Last Tuesday, Sept. 8, the New England electricity grid system operator had a terrible day. What played out Tuesday (and dozens of other days, especially in summer and winter) is a glaring example of our feel-good energy policies leading to catastrophic results.
Temperatures were in the high 80s all over New England on Tuesday. ISO New England projected a peak load (demand) of 24,000 megawatts per hour for the day. We sprinted past that number at noon. While spot prices started the day under $30 per megawatt-hour, they topped $1,000 before we finished lunch (that’s the difference between 3 cents per kilowatt-hour and $1 per kilowatt-hour)! Immediately, ISO-NE went to Alert 2 status for the remainder of the day. This is when factories are asked by the grid to close up shop and send workers home. It is also when idle coal and oil plants fire up. The fiasco lasted until after 7 p.m.

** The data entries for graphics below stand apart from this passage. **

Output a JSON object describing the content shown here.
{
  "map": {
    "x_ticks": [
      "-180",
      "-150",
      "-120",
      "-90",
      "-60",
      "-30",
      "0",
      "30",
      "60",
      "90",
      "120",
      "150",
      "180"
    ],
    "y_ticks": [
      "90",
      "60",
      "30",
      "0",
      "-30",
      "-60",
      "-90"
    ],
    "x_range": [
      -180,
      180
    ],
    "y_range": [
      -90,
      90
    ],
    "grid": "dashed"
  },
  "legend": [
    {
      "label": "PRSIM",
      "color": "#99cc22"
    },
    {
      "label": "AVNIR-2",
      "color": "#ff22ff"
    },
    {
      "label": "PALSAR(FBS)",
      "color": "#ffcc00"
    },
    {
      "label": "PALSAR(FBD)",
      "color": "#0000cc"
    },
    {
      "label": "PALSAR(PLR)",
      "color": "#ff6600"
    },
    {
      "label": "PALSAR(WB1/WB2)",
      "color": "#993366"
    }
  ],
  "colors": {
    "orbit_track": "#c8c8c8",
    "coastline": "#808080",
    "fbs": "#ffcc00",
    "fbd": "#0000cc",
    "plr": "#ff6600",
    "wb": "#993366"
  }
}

New England has about 750 megawatts of wind capacity. We have about 850 megawatts of solar capacity, almost all of which is on rooftops where owners are able to sell their excess power to the grid. That combined 1,600 megawatts, an “investment” of at least $4 billion, wasn’t able to contribute even half of 1 percent of load Tuesday. It never exceeded 50 megawatt-hours all day, and at 5 p.m. when the sun was still intense and load was at daily peak, solar was contributing zero. (When the temperature gets hot, solar owners turn up their air conditioning so there is no power left for them to send to the grid.)
The billions New England wasted in the last decade on unsustainable feel-good generation assets were the same billions that should have been invested in critical, dependable, clean energy infrastructure. Specifically, our natural gas transmission constraints and our lack of access to large-scale Canadian hydro now stand as tragic examples of our grossly negligent misappropriation of resources.
The result of our negligence? While a few years ago we had almost entirely gotten off oil and coal, in the last three years we have quadrupled our burning of dirty oil for electricity generation. Why? Because when the power is needed on hot or cold days, all the region’s natural gas is being used by homes and businesses. Just 200 miles north of the world’s richest gas fields and lowest gas prices, we cannot get enough gas to run the dozens of new clean electric plants we bought to replace the coal and oil plants.
But shouldn’t Maine do its part to save the planet? Remember, only two states in the nation have electric sectors that emit less CO2 than Maine. Maine has the highest renewable portfolio standard in America, and in 2012 more than 99 percent of Maine generation was from clean sources other than oil and coal. But our unsustainable energy policy is now increasing rates, taxes and pollution. Amazingly, transportation accounts for almost five times more CO2 in Maine than electricity does. Yet, our Legislature raised the Interstate 95 speed limits while passing incentives for wind developers.
This is why Maine is increasingly getting dirty emissions from southern New England’s old plants. The absurdly high peak electric rates are unnecessarily bleeding hundreds of millions of dollars from Maine’s economy, and billions from New England’s economy. Scarce tax dollars funnel to wealthy wind developers, and vast expanses of Maine are slated to be industrialized with 50-story turbines.
But looking at those majestic white turbines on Maine mountains makes people in Massachusetts and Connecticut feel good.
Wind energy, as evident in Tuesday’s two-tenths of 1 percent contribution to load, cannot replace or even materially displace conventional grid generation.
Feel-good energy policy looks like this, and it is a major reason we are foolhardy to destroy our mountains with useless, unnecessary, unaffordable, unsustainable wind plants. If wind energy’s positive benefits could actually exceed its negative impacts, then maybe a few mountains could justifiably be destroyed. But we know otherwise.
The Friends of Maine’s Mountains mission is to educate the public about how destructive this feel-good policy is. Maine’s economy and environment are too important to squander.
Chris O’Neil is vice president of public affairs at Friends of Maine’s Mountains.